The Best AI Email Client for Teams
Every email client has AI features now.
Most of them share the same shape: a compose button that suggests completions, a sidebar that summarizes threads, maybe a “smart reply” option that sounds nothing like you. The AI is present. It is rarely useful.
The gap between AI in email and actually useful AI in email comes down to one question: is the AI working inside the workflow, or next to it?
What “AI in email” usually means
The common implementation treats AI as an individual productivity layer. You are writing an email, AI helps you finish the sentence. You are reading a thread, AI summarizes it. You click a button, AI drafts a reply in a generic tone.
This is fine. It removes some friction. But it does not change how work email actually happens inside a team.
The harder problems for teams are not individual writing speed. They are:
- which threads need attention right now
- who should own this thread
- which label applies
- is this something a person needs to see or can it be auto-handled
- what is the current status of this customer conversation
Those are coordination problems, not writing problems. AI that only helps with writing does not solve them.

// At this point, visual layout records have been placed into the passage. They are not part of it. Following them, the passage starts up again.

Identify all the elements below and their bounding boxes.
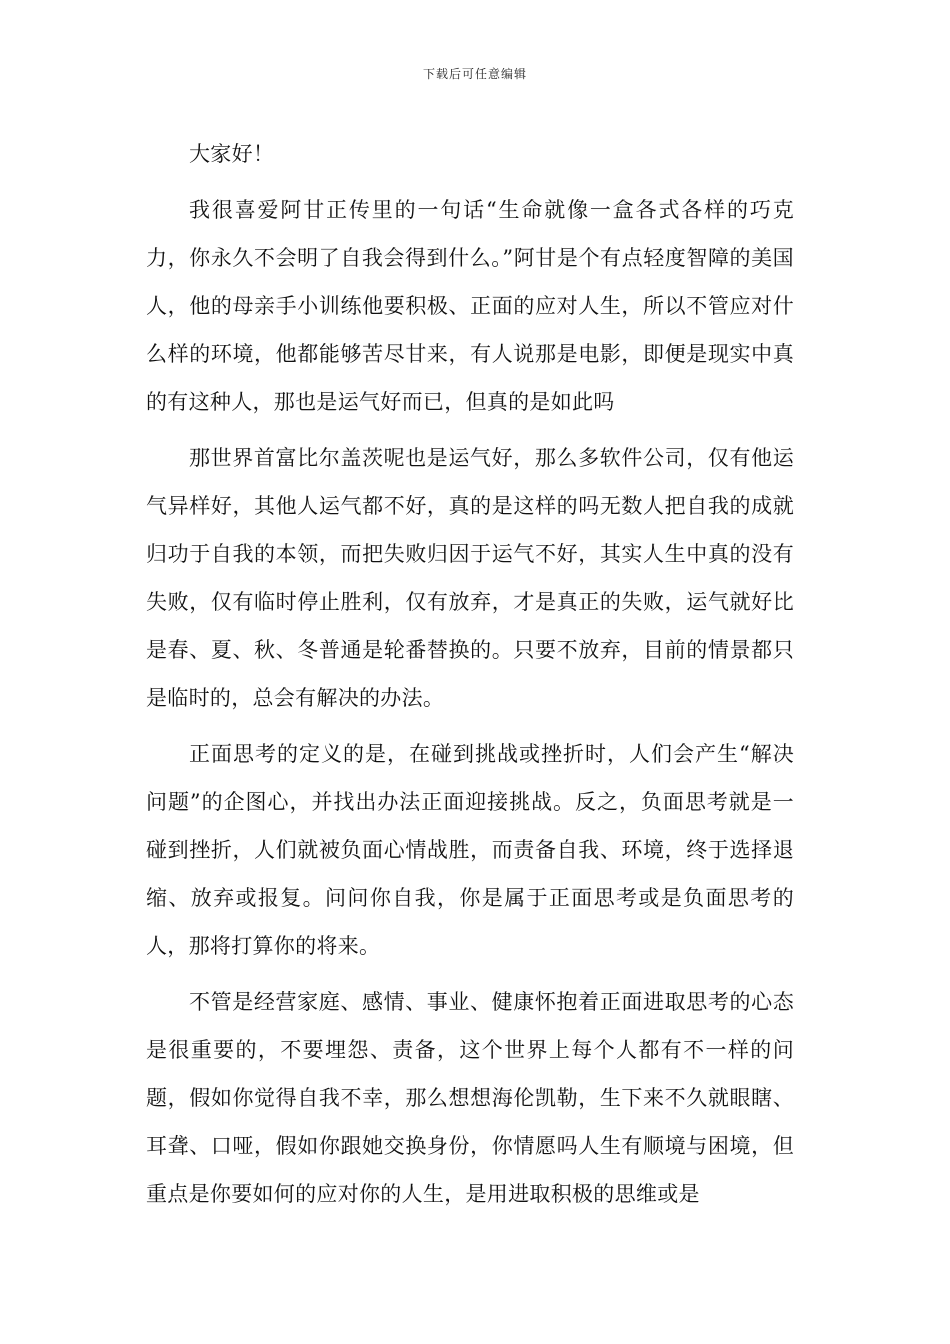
paragraph-mindset: 不管是经营家庭、感情、事业、健康怀抱着正面进取思考的心态是很重要的，不要埋怨、责备，这个世界上每个人都有不一样的问题，假如你觉得自我不幸，那么想想海伦凯勒，生下来不久就眼瞎、耳聋、口哑，假如你跟她交换身份，你情愿吗人生有顺境与困境，但重点是你要如何的应对你的人生，是用进取积极的思维或是 — [146, 990, 794, 1206]
paragraph-forrest-gump: 我很喜爱阿甘正传里的一句话“生命就像一盒各式各样的巧克力，你永久不会明了自我会得到什么。”阿甘是个有点轻度智障的美国人，他的母亲手小训练他要积极、正面的应对人生，所以不管应对什么样的环境，他都能够苦尽甘来，有人说那是电影，即便是现实中真的有这种人，那也是运气好而已，但真的是如此吗 — [146, 198, 794, 414]
page-header-note: 下载后可任意编辑 — [422, 67, 527, 81]
paragraph-greeting: 大家好！ — [189, 142, 275, 166]
paragraph-bill-gates: 那世界首富比尔盖茨呢也是运气好，那么多软件公司，仅有他运气异样好，其他人运气都不好，真的是这样的吗无数人把自我的成就归功于自我的本领，而把失败归因于运气不好，其实人生中真的没有失败，仅有临时停止胜利，仅有放弃，才是真正的失败，运气就好比是春、夏、秋、冬普通是轮番替换的。只要不放弃，目前的情景都只是临时的，总会有解决的办法。 — [146, 446, 794, 710]
paragraph-positive-thinking: 正面思考的定义的是，在碰到挑战或挫折时，人们会产生“解决问题”的企图心，并找出办法正面迎接挑战。反之，负面思考就是一碰到挫折，人们就被负面心情战胜，而责备自我、环境，终于选择退缩、放弃或报复。问问你自我，你是属于正面思考或是负面思考的人，那将打算你的将来。 — [146, 742, 794, 958]
document-body — [146, 130, 794, 1226]
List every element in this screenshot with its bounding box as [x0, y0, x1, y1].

What AI in email should do for teams
Useful AI for team email looks different:
Triage. An AI agent that can read incoming threads, label them, and route them to the right inbox or person. Not a filter based on sender domains: actual content-aware triage.
Drafting with context. Not generic sentence completion, but draft replies that know what your company does, who the customer is, and what the thread history says.
Automatic labels. The ability to surface urgent customer issues, investor follow-ups, and billing questions with labels the system applies consistently.
Agents with real permissions. An agent that operates with a scoped identity: can triage support@, cannot touch founders@, and has its actions visible to the whole team on a shared kanban board.
The Superhuman approach: individual performance
Superhuman is the best-known AI email client, but it is built around individual performance, not team workflow.
Speed, keyboard-driven navigation, and AI assists that make a single person more productive. That is the product. It is genuinely well made for that job.
For teams, it solves the wrong level. A team of five people using Superhuman individually is just five fast individual users. There is no shared workflow, no thread ownership, no agent that does team-level coordination.
Banger’s approach: agents as teammates
Banger starts from a different assumption.
The AI is not a feature added to email. AI agents are first-class participants in the workspace. They get identities, they get permissions, and they appear on the shared kanban board alongside your human team.
A support agent can be assigned to support@. It reads incoming threads, triages them, and drafts replies for team review. Its drafts are visible. The team can approve, edit, or override. If a thread is unusual, the agent flags it for human attention.
That is AI working inside the workflow, not next to it.
Banger’s labels work the same way. Incoming threads get useful labels for patterns like potential enterprise customers, delayed follow-ups, or billing questions, and the labeling runs automatically.
The local AI model (BM1) does labeling closer to the data, which means it runs faster and keeps sensitive email content from passing through remote inference for every classification decision.
What to look for if you are evaluating AI email tools
A few honest questions:
- Does the AI work for the team or just for the individual?
- Are agent actions visible and controllable, or does the AI just do things in the background?
- Does the tool surface useful labels without hiding AI decisions?
- Does the tool handle Gmail properly, or is it running on a leaky IMAP bridge?
- Is AI woven into the workflow, or is it a button you press when you remember?
If the answers are not clear from the product page, that is usually diagnostic.